The high unemployment rates and lack of work opportunities, caused by the dependency on the Israeli economy which already plunders Palestinian resources and infrastructure, also means that Palestinian families are unable to afford the medical care or nutrition that can help them against diseases like COVID-19. Palestinians are thus trapped in a de-developed health sector, dependent on an occupier that is simultaneously crippling their ability to care for themselves.

The obstacles in the West Bank do not stop there: restricted movement due to checkpoints; lack of sanitation systems due to constrained town planning; lack of shelter due to home demolitions and evictions; arrests and detention through night raids; refugees living in overcrowded spaces; soldiers throwing toxic materials like tear gas and “skunk water”; and countless other injuries that have harmed our physical well-being, make us all the more compromised against COVID-19.

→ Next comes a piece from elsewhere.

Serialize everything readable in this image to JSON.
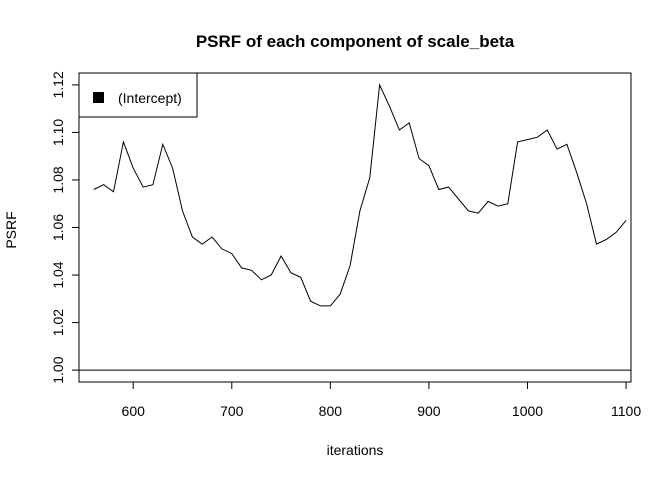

These conditions are even worse in Gaza, which was already on the brink of being uninhabitable. For the strip’s two million people, there is no escape or ability to practice “social distance.” In an open-air prison, choked by a 13-year siege and devastated by repeated military assaults, people are rendered helpless not just in the face of a pandemic but in daily survival.

Palestinians fills jerrycans with drinking water from public taps during the Muslim holy month of Ramadan, in Rafah refugee camp in the southern Gaza Strip on June 11, 2017. (Abed Rahim Khatib/Flash90)
Palestinians fills jerrycans with drinking water from public taps during the Muslim holy month of Ramadan, in Rafah refugee camp in the southern Gaza Strip on June 11, 2017. (Abed Rahim Khatib/Flash90)

All this means that we Palestinians are not just unsupported, but are unable to support each other. Even if Palestinians manage to contain the spread and make efficient use of what little resources we have, we remain at the occupation’s mercy. This is without even mentioning the economic blow, the heightened poverty and food insecurity, and other damaging effects that will be felt for years to come.

And while there is a severe shortcoming from the Palestinian political leadership, it does not compare to their Israeli overlords. Israel, as a de facto occupying power, is obliged to provide services to the occupied population under international law; in other words, the prison warden is responsible for the welfare of the prisoner. With that duty comes the prohibition of any measures that would permanently compromise the rights of the local population, including their right to health.

Palestinians have protested against these oppressive measures for decades; but even when our shouts did not fall on deaf ears, international intervention did not take our demands seriously.

The importance of having control over our fate — or in simpler terms, to have our freedom — is so we can have a fighting chance. Freedom on its own is not enough to overcome the pandemic, but at least it would give us the power to try without being consistently beaten down, and without suffering the consequences of choices that are not of our making. This is the meaning of oppression: violently and forcefully designing a reality whose brutal outcomes fall on the oppressed.

If decades of occupation, mass imprisonment, killings, land theft, and resource theft are not enough, perhaps the tragic flames of a pandemic will more vividly expose the injustices that are tailored to impair and immobilize Palestinians. Just as we take measures to confront COVID-19, we must also confront the forces that strip us bare and throw us into the lion’s den.